New Zealand coach positive ahead of Mexico WC qualifier

November 19, 2013 03:42 pm | Updated 03:42 pm IST - Wellington

Ricki Herbert has not yet named the team who will face Mexico, but signalled he would take a more aggressive approach than that with which he approached the Mexico City leg. File Photo

Ricki Herbert has not yet named the team who will face Mexico, but signalled he would take a more aggressive approach than that with which he approached the Mexico City leg. File Photo

New Zealand football coach Ricki Herbert said that the All Whites were in a buoyant mood ahead of the last of the two qualifying matches for the 2014 FIFA World Cup in Wellington on Wednesday night.

Despite the All Whites 5-1 loss to Mexico at Estadio Azteca last week, Herbert said on Tuesday that players had been feeling positive since returning home.

“It would have been easy to come back here and feel depressed. But this group is solid. They have been very buoyant,” he said.

Herbert has not yet named the team who will face Mexico, but signalled he would take a more aggressive approach than that with which he approached the Mexico City leg.

“We’ll be very aggressive tomorrow night and if we come up short it won’t be for want of trying,” he said.

The normally taciturn Herbert said players were excited about the game.

“That is the beauty of it: the anticipation, the excitement, the belief, the uncertainty. And who knows what tomorrow night will bring, but the doom and gloom that some people have wanted to paint is not with us. We’ll be up for this,” he said.

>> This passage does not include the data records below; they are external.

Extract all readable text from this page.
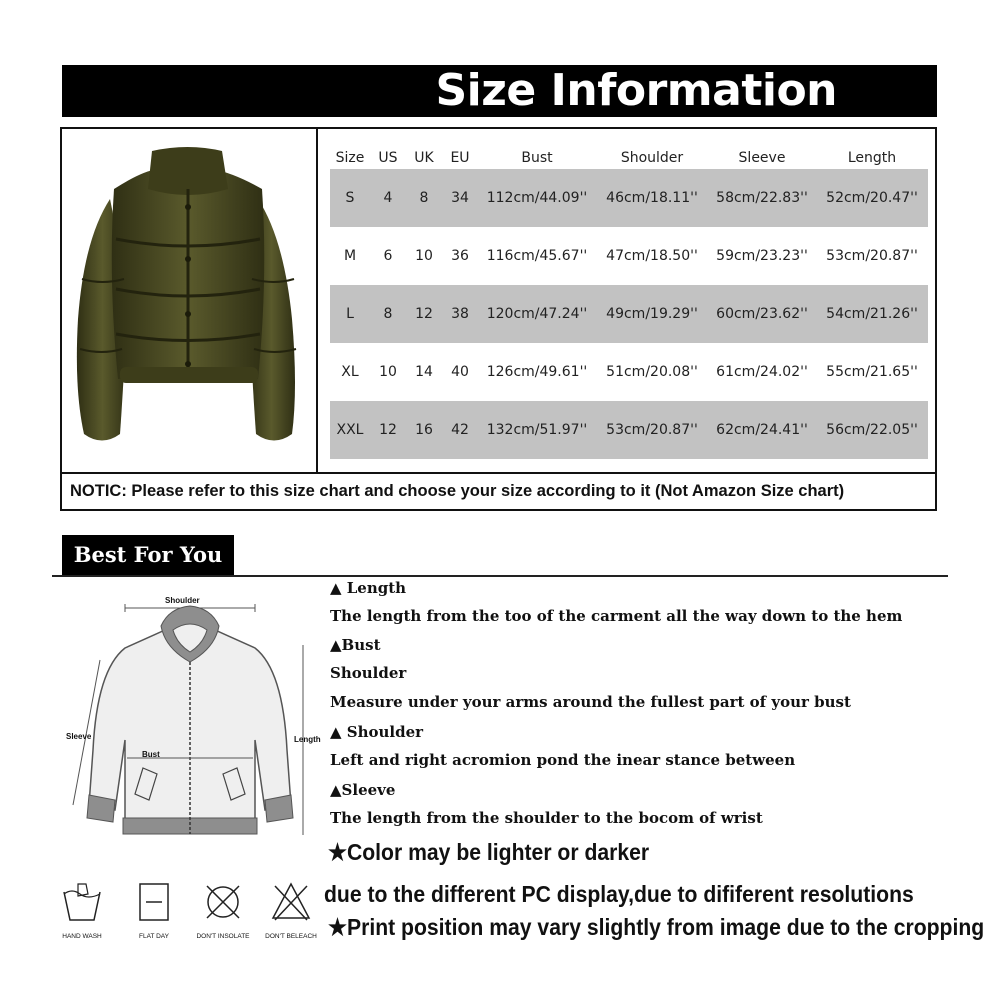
Size Information
Size	US	UK	EU	Bust	Shoulder	Sleeve	Length
S	4	8	34	112cm/44.09''	46cm/18.11''	58cm/22.83''	52cm/20.47''
M	6	10	36	116cm/45.67''	47cm/18.50''	59cm/23.23''	53cm/20.87''
L	8	12	38	120cm/47.24''	49cm/19.29''	60cm/23.62''	54cm/21.26''
XL	10	14	40	126cm/49.61''	51cm/20.08''	61cm/24.02''	55cm/21.65''
XXL	12	16	42	132cm/51.97''	53cm/20.87''	62cm/24.41''	56cm/22.05''
NOTIC: Please refer to this size chart and choose your size according to it (Not Amazon Size chart)
Best For You
Shoulder
Sleeve
Bust
Length
▲ Length
The length from the too of the carment all the way down to the hem
▲Bust
Shoulder
Measure under your arms around the fullest part of your bust
▲ Shoulder
Left and right acromion pond the inear stance between
▲Sleeve
The length from the shoulder to the bocom of wrist
★Color may be lighter or darker
due to the different PC display,due to dififerent resolutions
★Print position may vary slightly from image due to the cropping
HAND WASH	FLAT DAY	DON'T INSOLATE	DON'T BELEACH
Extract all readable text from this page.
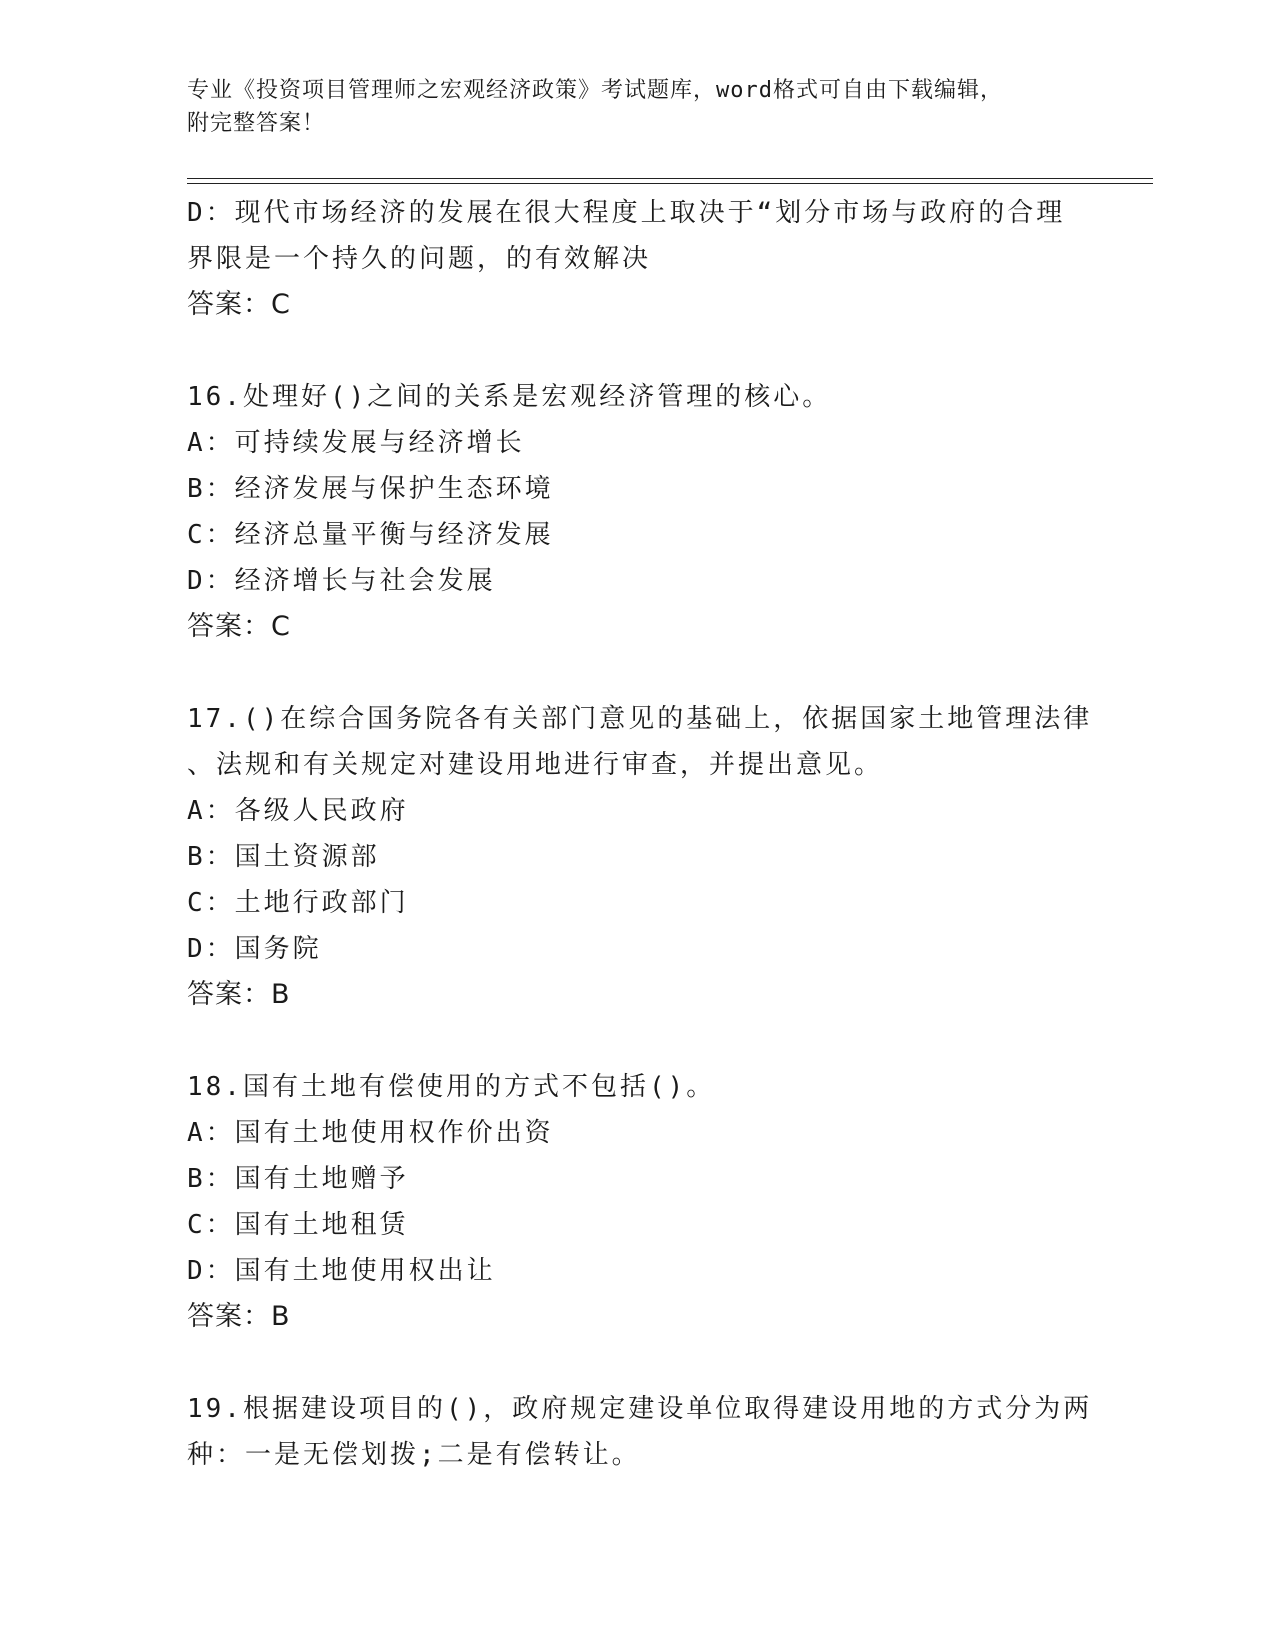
专业《投资项目管理师之宏观经济政策》考试题库，word格式可自由下载编辑，
附完整答案！
D：现代市场经济的发展在很大程度上取决于“划分市场与政府的合理
界限是一个持久的问题，的有效解决
答案：C
16.处理好()之间的关系是宏观经济管理的核心。
A：可持续发展与经济增长
B：经济发展与保护生态环境
C：经济总量平衡与经济发展
D：经济增长与社会发展
答案：C
17.()在综合国务院各有关部门意见的基础上，依据国家土地管理法律
、法规和有关规定对建设用地进行审查，并提出意见。
A：各级人民政府
B：国土资源部
C：土地行政部门
D：国务院
答案：B
18.国有土地有偿使用的方式不包括()。
A：国有土地使用权作价出资
B：国有土地赠予
C：国有土地租赁
D：国有土地使用权出让
答案：B
19.根据建设项目的()，政府规定建设单位取得建设用地的方式分为两
种：一是无偿划拨;二是有偿转让。
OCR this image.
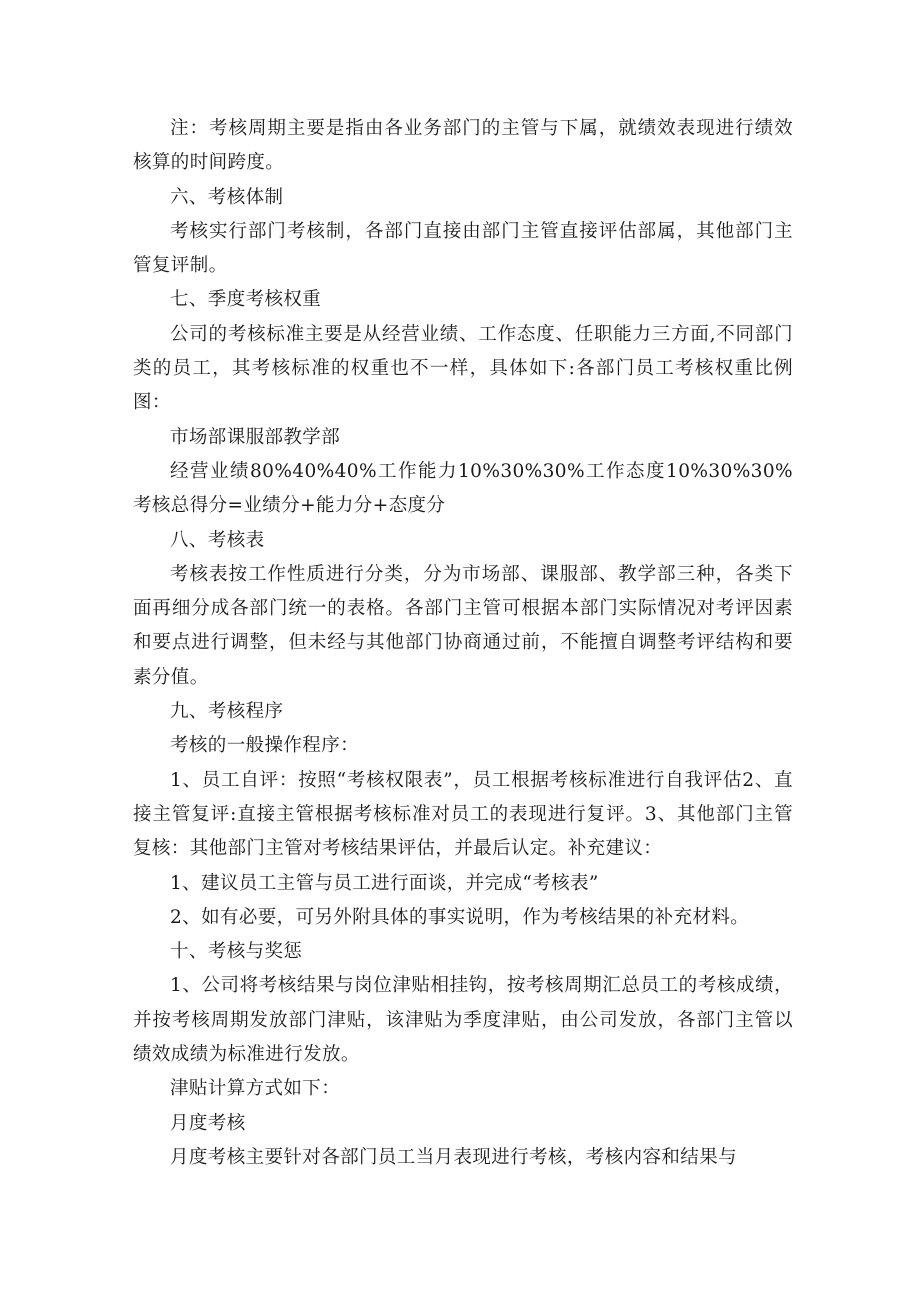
注：考核周期主要是指由各业务部门的主管与下属，就绩效表现进行绩效核算的时间跨度。

六、考核体制

考核实行部门考核制，各部门直接由部门主管直接评估部属，其他部门主管复评制。

七、季度考核权重

公司的考核标准主要是从经营业绩、工作态度、任职能力三方面,不同部门类的员工，其考核标准的权重也不一样，具体如下:各部门员工考核权重比例图：

市场部课服部教学部

经营业绩80%40%40%工作能力10%30%30%工作态度10%30%30%考核总得分=业绩分+能力分+态度分

八、考核表

考核表按工作性质进行分类，分为市场部、课服部、教学部三种，各类下面再细分成各部门统一的表格。各部门主管可根据本部门实际情况对考评因素和要点进行调整，但未经与其他部门协商通过前，不能擅自调整考评结构和要素分值。

九、考核程序

考核的一般操作程序：

1、员工自评：按照“考核权限表”，员工根据考核标准进行自我评估2、直接主管复评:直接主管根据考核标准对员工的表现进行复评。3、其他部门主管复核：其他部门主管对考核结果评估，并最后认定。补充建议：

1、建议员工主管与员工进行面谈，并完成“考核表”

2、如有必要，可另外附具体的事实说明，作为考核结果的补充材料。

十、考核与奖惩

1、公司将考核结果与岗位津贴相挂钩，按考核周期汇总员工的考核成绩，并按考核周期发放部门津贴，该津贴为季度津贴，由公司发放，各部门主管以绩效成绩为标准进行发放。

津贴计算方式如下：

月度考核

月度考核主要针对各部门员工当月表现进行考核，考核内容和结果与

Captain Tommy Smith said the team realised the importance of balancing an aggressive stance with a solid defence against Mexico.

“If we start conceding goals again it becomes almost impossible, so we have to keep it tight first and foremost, but then be positive when we have the ball, that is what we were guilty of in Mexico, we just gave the ball back to them far too easily, so we are going to put a lot of emphasis on keeping the ball and trying to build attacks rather than forcing things,” Smith said.

Herbert, who has been enduring calls for his resignation after the Mexico hiding, said he hadn’t felt any more pressure in the last week than he had in the previous eight years of coaching the All Whites.

“I probably thought going into the home tie against Bahrain (when New Zealand qualified for the 2010 World Cup) there was a strong degree of pressure given ... the potential of going back to a World Cup after 28 years, so I am going to enjoy tomorrow night,” he said.

“Let’s hope it is not another 28 years.”